The vast scale of the investigation now being called for into murders either committed or ordered by the IRA agent known as Stakeknife has given context to just what lengths the state was willing to go to keep control of organisations it claimed to be fighting against.
While director of the Public Prosecution Service Barra McGrory refused to name the agent Stakeknife, he is said to be 69-year-old Freddie Scappaticci. Originally from the Markets area of Belfast and of Italian descent, the short, plump, middle aged man whose face is now so familiar – and who denies being Stakeknife – is an unlikely serial killer.
But sources put the number of killings allegedly carried out or ordered by Scappaticci at around 40, mainly members of his own community accused by the IRA of being informers.
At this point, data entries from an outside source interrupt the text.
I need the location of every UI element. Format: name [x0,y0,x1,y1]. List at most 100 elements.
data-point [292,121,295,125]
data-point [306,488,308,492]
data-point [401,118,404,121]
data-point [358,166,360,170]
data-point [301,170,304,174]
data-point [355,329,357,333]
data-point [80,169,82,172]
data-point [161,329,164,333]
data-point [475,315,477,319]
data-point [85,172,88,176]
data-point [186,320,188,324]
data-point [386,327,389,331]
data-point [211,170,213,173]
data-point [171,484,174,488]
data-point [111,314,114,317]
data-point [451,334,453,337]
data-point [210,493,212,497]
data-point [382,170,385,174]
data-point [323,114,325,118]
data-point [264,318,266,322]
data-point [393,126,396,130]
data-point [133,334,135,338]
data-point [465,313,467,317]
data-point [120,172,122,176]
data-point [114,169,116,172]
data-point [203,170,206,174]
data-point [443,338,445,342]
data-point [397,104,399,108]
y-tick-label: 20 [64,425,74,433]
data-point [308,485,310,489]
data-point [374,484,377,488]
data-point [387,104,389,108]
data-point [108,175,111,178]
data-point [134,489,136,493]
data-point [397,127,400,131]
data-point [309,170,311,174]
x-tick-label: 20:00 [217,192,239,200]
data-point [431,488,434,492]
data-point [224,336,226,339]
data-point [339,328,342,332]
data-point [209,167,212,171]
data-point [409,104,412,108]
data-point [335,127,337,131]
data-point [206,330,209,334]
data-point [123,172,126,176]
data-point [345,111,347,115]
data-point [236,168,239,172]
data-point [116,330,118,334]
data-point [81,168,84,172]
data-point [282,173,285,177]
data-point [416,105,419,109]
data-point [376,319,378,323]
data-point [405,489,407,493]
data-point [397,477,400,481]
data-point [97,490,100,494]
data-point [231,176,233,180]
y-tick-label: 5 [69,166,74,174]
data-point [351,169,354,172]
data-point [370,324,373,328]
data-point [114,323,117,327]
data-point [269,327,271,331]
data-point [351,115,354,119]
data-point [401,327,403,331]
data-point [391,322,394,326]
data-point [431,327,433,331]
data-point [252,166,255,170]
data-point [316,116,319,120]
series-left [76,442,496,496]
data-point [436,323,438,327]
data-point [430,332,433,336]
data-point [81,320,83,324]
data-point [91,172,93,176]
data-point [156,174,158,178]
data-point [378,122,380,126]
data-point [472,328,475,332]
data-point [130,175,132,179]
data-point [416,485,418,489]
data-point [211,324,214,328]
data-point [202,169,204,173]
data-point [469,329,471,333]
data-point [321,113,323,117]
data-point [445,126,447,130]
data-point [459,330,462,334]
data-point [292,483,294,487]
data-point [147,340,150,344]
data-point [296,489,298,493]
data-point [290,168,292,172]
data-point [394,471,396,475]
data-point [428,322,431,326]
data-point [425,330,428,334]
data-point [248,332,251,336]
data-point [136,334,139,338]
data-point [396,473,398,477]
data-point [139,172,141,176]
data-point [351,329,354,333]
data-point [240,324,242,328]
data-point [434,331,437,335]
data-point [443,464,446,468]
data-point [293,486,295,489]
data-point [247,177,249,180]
He was the organisation’s head of internal security, a hunter of ‘touts’[informers], feared as the man who gave either the thumbs up or down, an assassin with the power of life and death in his hands.
A look through the list of 23 initial victims expected to be investigated by police shows a pattern. Stakeknife was killing low level informants, what were known as £10 touts, in order to protect middle level informers while all the time he himself was the highest level agent on the books of British military intelligence. The jewel in the crown, the golden egg.
We know that any investigation into his activities would be a sham were it not to include the handlers and army officers who not only allowed him to kill with impunity but in many cases helped pinpoint targets.
Sacrificial lambs, singled out for murder when the IRA suspected a mole in the ranks. The individuals pinpointed were, it is now suspected, offered up in order to save more valuable assets.
Questions that now need answered centre around if these people’s lives could have been saved by the authorities.
What is the point of running agents if they are taking rather than saving lives? Whose agenda does it serve?
The former police ombudsman Nuala O’Loan exposed a murderous ring of informers at the centre of the Mount Vernon UVF headed up by agent Mark Haddock, currently in jail in England for trying to kill one of his former associates.
But in comparison to Stakeknife Haddock was a minion. His campaign of terror was centred on the sectarian murder of innocent Catholics or killing people who got in the way of his money-making drug empire. He headed up what was in effect an organised criminal gang. He was no threat to national security as such.
The IRA, at a time when they were flooring [destroying]parts of London, were of interest to Downing Street in a way the activities of loyalists would never have been.
The inference being that they not only controlled the activities of Stakeknife regarding internal matters within his own organisation but he also passed on information regarding IRA bomb attacks.
And yet as we know many of the attacks went ahead regardless, people were allowed to die and for what? And by whom?
In 2003 when Scappaticci was first outed as an agent there was a for a time an effort to contain, deny and manage the allegations by republicans and Sinn Féin at a high level.
Not because they believed them to be untrue but because the truth was just too damaging.
After all, collusion was between the British state and loyalist paramilitaries, right?
We now know that nothing could be further from the truth and that the hidden hand was playing both sides of the chess board while people were losing their lives needlessly in what were on occasions preventable incidents.
To what end and on whose orders?
They’re questions that should be answered by any future investigation into IRA collusion with the British state but will they be?
Will they heck, for the truth in the case of Stakeknife goes too high up the chain of power.